2 Bert Stratton { 10.15.14 at 11:43 am }

To Mark Schilling:

Michigan library wants your papers? Really? What’s that about?

Response from Mark Schilling, via email:

A U of M Japanese film/culture prof, Mark Nornes, approached me about the papers donation. He wants my film-related stuff, going back to the ‘80s. I was overjoyed, since a warehouse in Michigan is a better fate for it than a dumpster in Tokyo. Vanity is part of it, yes – the Mark Schilling Collection at the University of Michigan has a nice ring to it. Maybe I’ll get a mention in the alumni mag.

I’m interviewing Hayao Miyazaki, the animator, today. The Academy is giving him an honorary lifetime award, and Variety wants his take on it. I get fifteen minutes, face to face. I’ll bike over – his studio is about thirty minutes from here.

3 marc { 10.15.14 at 2:23 pm }

I was going through my elementary school papers my mother had saved. I had a color in the ditto sheet of a manger scene and one of a cross. This was a public school in the 50’s. I also had alot of old valentine day cards.
It was the custom to send one to each person in your class.

4 Ken G. { 10.15.14 at 7:52 pm }

I’d have so very much to say about my parents’ house….
I have as many report cards as possible, from Kindergarten on.

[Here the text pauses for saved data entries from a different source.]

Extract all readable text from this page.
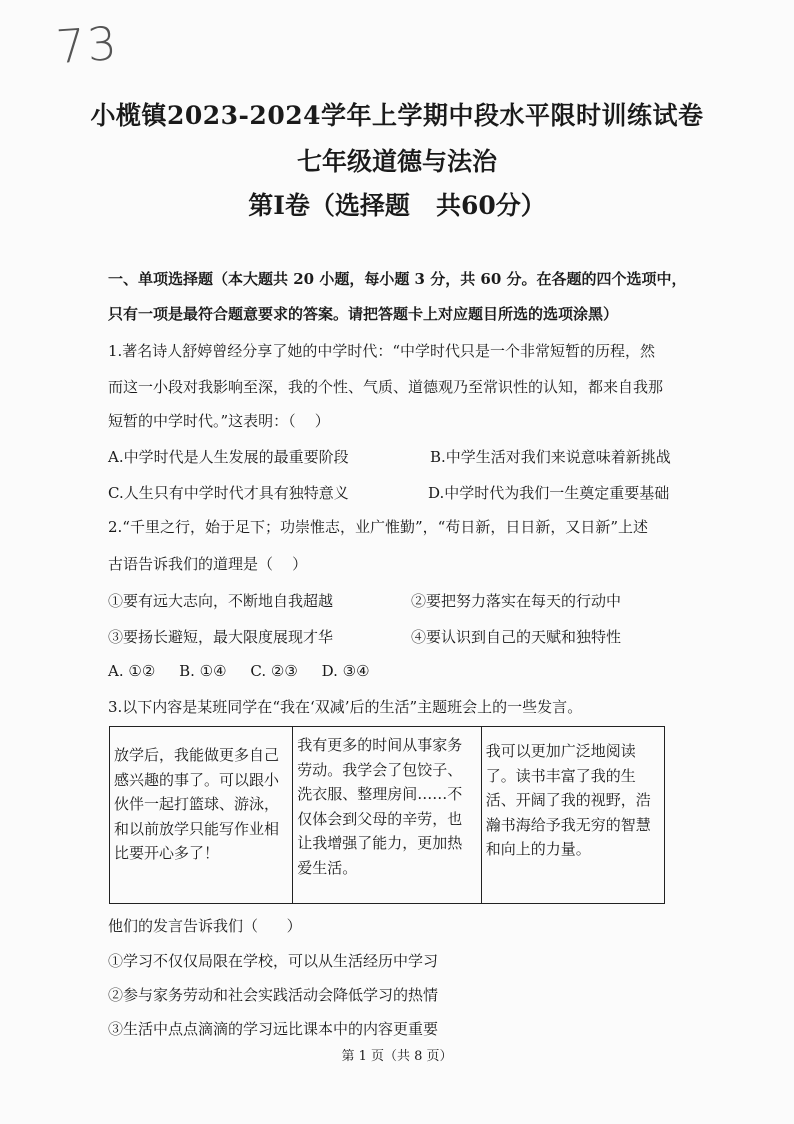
73
小榄镇2023-2024学年上学期中段水平限时训练试卷
七年级道德与法治
第Ⅰ卷（选择题   共60分）
一、单项选择题（本大题共 20 小题，每小题 3 分，共 60 分。在各题的四个选项中，
只有一项是最符合题意要求的答案。请把答题卡上对应题目所选的选项涂黑）
1.著名诗人舒婷曾经分享了她的中学时代：“中学时代只是一个非常短暂的历程，然
而这一小段对我影响至深，我的个性、气质、道德观乃至常识性的认知，都来自我那
短暂的中学时代。”这表明：（    ）
A.中学时代是人生发展的最重要阶段	B.中学生活对我们来说意味着新挑战
C.人生只有中学时代才具有独特意义	D.中学时代为我们一生奠定重要基础
2.“千里之行，始于足下；功崇惟志，业广惟勤”，“苟日新，日日新，又日新”上述
古语告诉我们的道理是（    ）
①要有远大志向，不断地自我超越	②要把努力落实在每天的行动中
③要扬长避短，最大限度展现才华	④要认识到自己的天赋和独特性
A. ①②     B. ①④     C. ②③     D. ③④
3.以下内容是某班同学在“我在‘双减’后的生活”主题班会上的一些发言。
放学后，我能做更多自己感兴趣的事了。可以跟小伙伴一起打篮球、游泳，和以前放学只能写作业相比要开心多了！	我有更多的时间从事家务劳动。我学会了包饺子、洗衣服、整理房间……不仅体会到父母的辛劳，也让我增强了能力，更加热爱生活。	我可以更加广泛地阅读了。读书丰富了我的生活、开阔了我的视野，浩瀚书海给予我无穷的智慧和向上的力量。
他们的发言告诉我们（      ）
①学习不仅仅局限在学校，可以从生活经历中学习
②参与家务劳动和社会实践活动会降低学习的热情
③生活中点点滴滴的学习远比课本中的内容更重要
第 1 页（共 8 页）
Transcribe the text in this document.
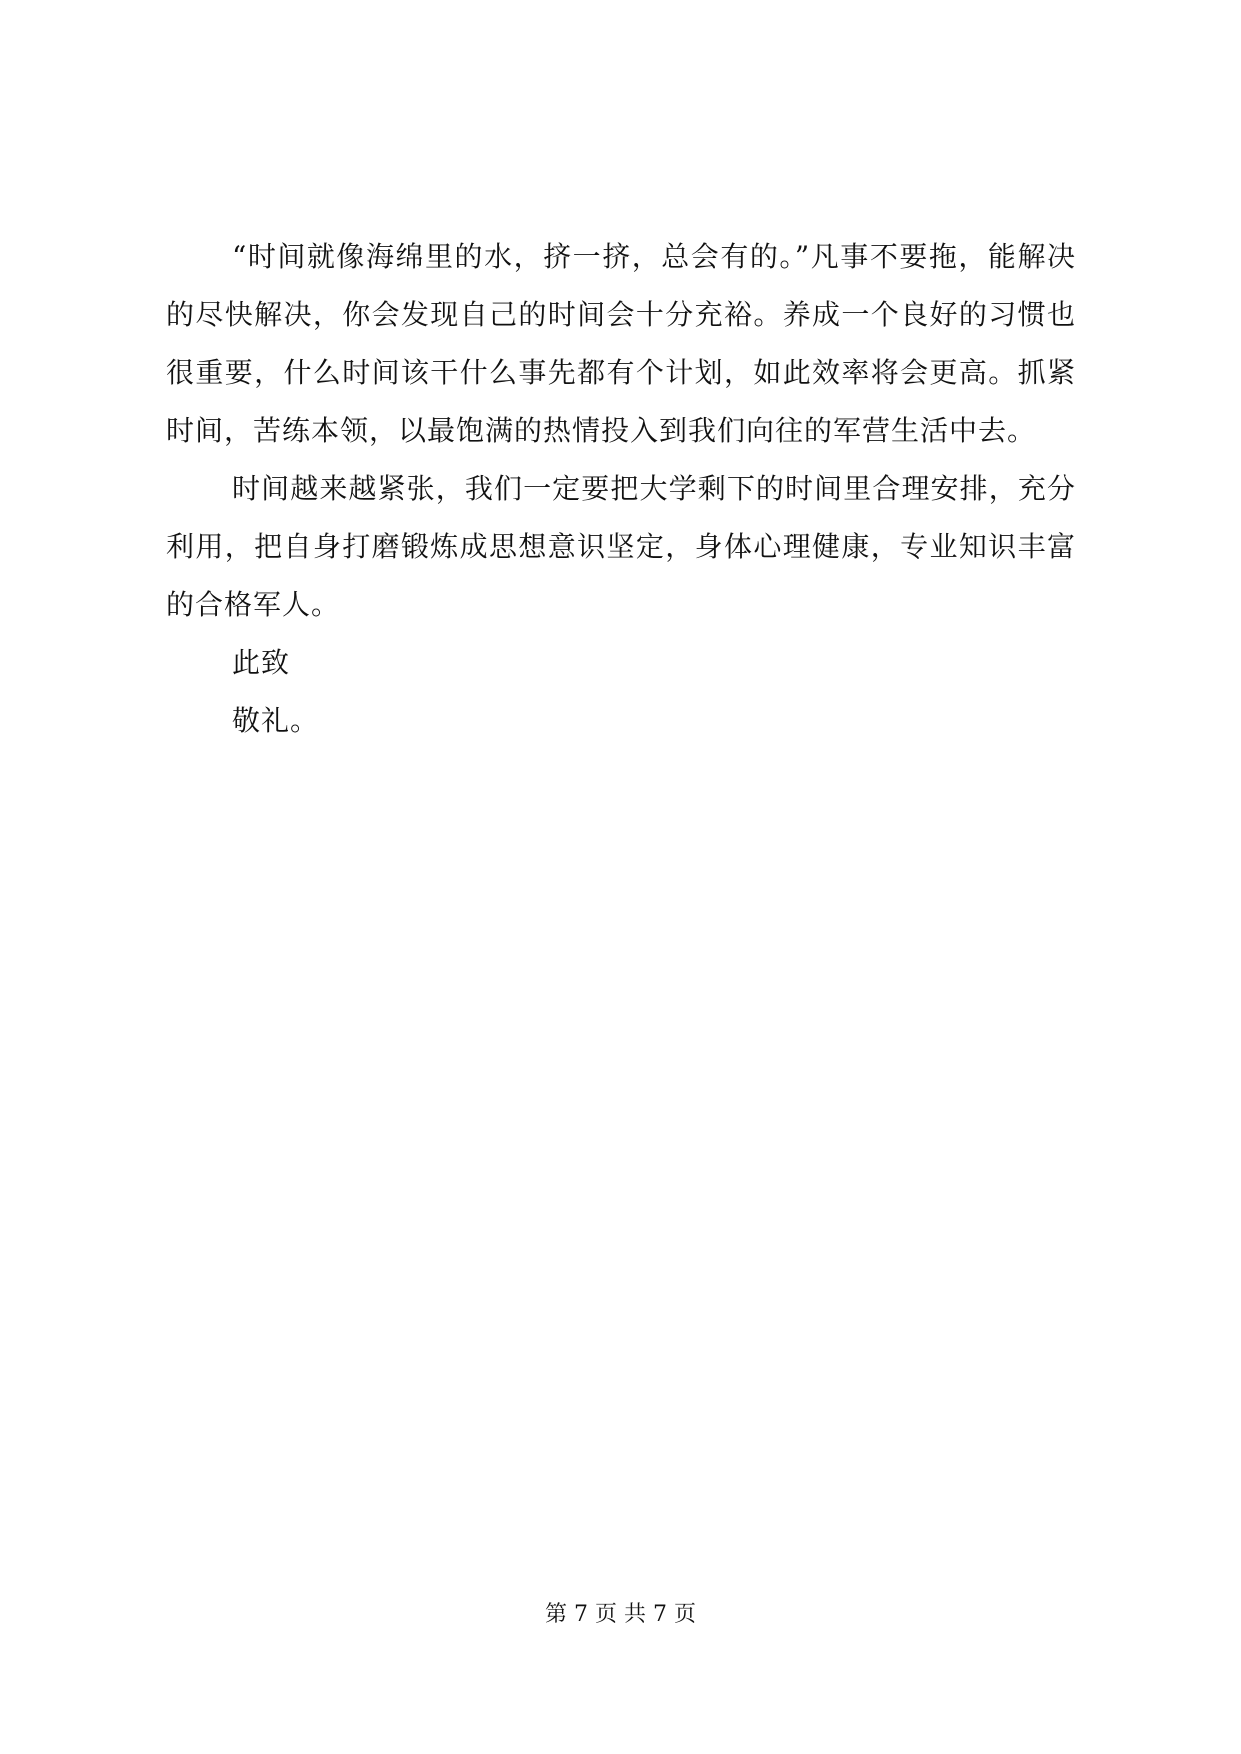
“时间就像海绵里的水，挤一挤，总会有的。”凡事不要拖，能解决的尽快解决，你会发现自己的时间会十分充裕。养成一个良好的习惯也很重要，什么时间该干什么事先都有个计划，如此效率将会更高。抓紧时间，苦练本领，以最饱满的热情投入到我们向往的军营生活中去。

时间越来越紧张，我们一定要把大学剩下的时间里合理安排，充分利用，把自身打磨锻炼成思想意识坚定，身体心理健康，专业知识丰富的合格军人。

此致

敬礼。

第 7 页 共 7 页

Also some valentines when we exchanged them, also. However, one didn’t have to give valentines to everyone, so kids would compare the number they received. I got a bunch of these ’50s children’s valentines from my parents’ house and sold them to Marc Goodman, on Larchmere. I very frequently buy antique valentines myself. I think the best collection in the area must be Loganberry.

5 Ted { 10.16.14 at 2:07 pm }

One of your best cartoons yet.

6 Bert Stratton { 10.16.14 at 4:44 pm }

To Ted:


I get no respect for my cartoons/vids from your brother, so I appreciate your positive feedback. (Your brother thinks the stock animated characters are an abomination, for one thing.)